An eye for an aye



Australia is keeping pace with governments around the world with its use of biometric technology. But as Simon Sharwood discovers, we are currently operating in a policy vacuum with technology that is far from perfect.


Contents
Why biometric security?
When to use biometrics?
Interest and policy
Sidebar: Loose lips sink ships?

Why do hackers want to know your kids' names? Ask one and they'll tell you it's the quickest route to guessing an office worker's password, with pets, boats, and the street where you live following not too far behind.

"White" hackers -- security consultants paid to test an organisation's security by trying to break it -- have similar tactics. Some walk into the offices they are investigating wearing a boiler suit with "ACME computer removals" emblazoned across them. Few co-workers raise an eyebrow and their activities attract little or no attention, even though they literally carry PCs out of the building. The ease with which it is possible to accomplish such feats highlights the fragility of authentication tools based on simple safeguards such as passwords or ID cards.

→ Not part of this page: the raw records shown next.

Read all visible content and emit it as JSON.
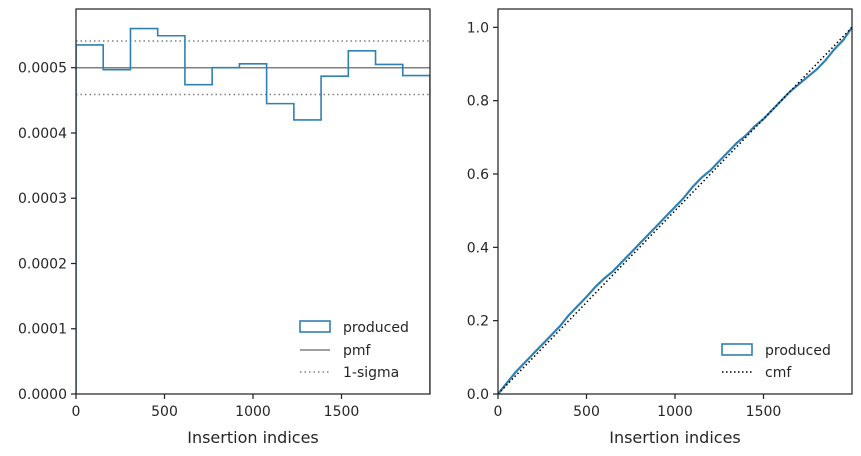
{
  "chart_data": [
    {
      "type": "histogram",
      "xlabel": "Insertion indices",
      "ylabel": "",
      "xlim": [
        0,
        2000
      ],
      "ylim": [
        0,
        0.00059
      ],
      "xticks": [
        0,
        500,
        1000,
        1500
      ],
      "xtick_labels": [
        "0",
        "500",
        "1000",
        "1500"
      ],
      "yticks": [
        0,
        0.0001,
        0.0002,
        0.0003,
        0.0004,
        0.0005
      ],
      "ytick_labels": [
        "0.0000",
        "0.0001",
        "0.0002",
        "0.0003",
        "0.0004",
        "0.0005"
      ],
      "bin_edges": [
        0,
        153.8,
        307.7,
        461.5,
        615.4,
        769.2,
        923.1,
        1076.9,
        1230.8,
        1384.6,
        1538.5,
        1692.3,
        1846.2,
        2000
      ],
      "series": [
        {
          "name": "produced",
          "style": "step",
          "color": "#2f80b3",
          "values": [
            0.000535,
            0.000497,
            0.00056,
            0.000549,
            0.000474,
            0.0005,
            0.000506,
            0.000445,
            0.00042,
            0.000487,
            0.000526,
            0.000505,
            0.000488
          ]
        },
        {
          "name": "pmf",
          "style": "hline",
          "color": "#808080",
          "y": 0.0005
        },
        {
          "name": "1-sigma",
          "style": "hline-dotted",
          "color": "#808080",
          "y": [
            0.000541,
            0.000459
          ]
        }
      ],
      "legend": {
        "position": "lower-right",
        "entries": [
          "produced",
          "pmf",
          "1-sigma"
        ]
      }
    },
    {
      "type": "line",
      "xlabel": "Insertion indices",
      "ylabel": "",
      "xlim": [
        0,
        2000
      ],
      "ylim": [
        0,
        1.05
      ],
      "xticks": [
        0,
        500,
        1000,
        1500
      ],
      "xtick_labels": [
        "0",
        "500",
        "1000",
        "1500"
      ],
      "yticks": [
        0,
        0.2,
        0.4,
        0.6,
        0.8,
        1.0
      ],
      "ytick_labels": [
        "0.0",
        "0.2",
        "0.4",
        "0.6",
        "0.8",
        "1.0"
      ],
      "series": [
        {
          "name": "produced",
          "color": "#2f80b3",
          "x": [
            0,
            50,
            100,
            150,
            200,
            250,
            300,
            350,
            400,
            450,
            500,
            550,
            600,
            650,
            700,
            750,
            800,
            850,
            900,
            950,
            1000,
            1050,
            1100,
            1150,
            1200,
            1250,
            1300,
            1350,
            1400,
            1450,
            1500,
            1550,
            1600,
            1650,
            1700,
            1750,
            1800,
            1850,
            1900,
            1950,
            2000
          ],
          "y": [
            0,
            0.03,
            0.06,
            0.085,
            0.11,
            0.135,
            0.16,
            0.185,
            0.215,
            0.24,
            0.265,
            0.292,
            0.315,
            0.335,
            0.36,
            0.385,
            0.41,
            0.435,
            0.46,
            0.485,
            0.51,
            0.535,
            0.565,
            0.59,
            0.61,
            0.635,
            0.66,
            0.685,
            0.705,
            0.73,
            0.75,
            0.775,
            0.8,
            0.825,
            0.845,
            0.865,
            0.885,
            0.91,
            0.94,
            0.965,
            1.0
          ]
        },
        {
          "name": "cmf",
          "color": "#000000",
          "style": "dotted",
          "x": [
            0,
            2000
          ],
          "y": [
            0,
            1.0
          ]
        }
      ],
      "legend": {
        "position": "lower-right",
        "entries": [
          "produced",
          "cmf"
        ]
      }
    }
  ]
}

Even more sophisticated solutions like proximity cards or magstripe cards used at many public sector installations are failing, according to John Genner, CEO of biometrics specialist BQT Solutions.

"Proximity and magstripe readers do not provide the security that is needed," Genner says. "These technologies have no encryption on the radio frequency link, no security, no purse, no biometric capability, no encrypted output; [and] no personal details can be embedded on the cards. Finally, data can be easily captured by a portable device, an emulator that behaves like a proximity card with a database of numbers stored in the emulator."

In the government sector, that spells trouble. Banks may guard our money and corporations may be charged with safeguarding our privacy, but in the public sector these requirements are more urgent because of the need to avoid the political fallout that comes with failure.

For the many government agencies with homeland security roles, the stakes are even higher as they maintain secret documents or operate facilities that must not be seen or accessed by unauthorised personnel.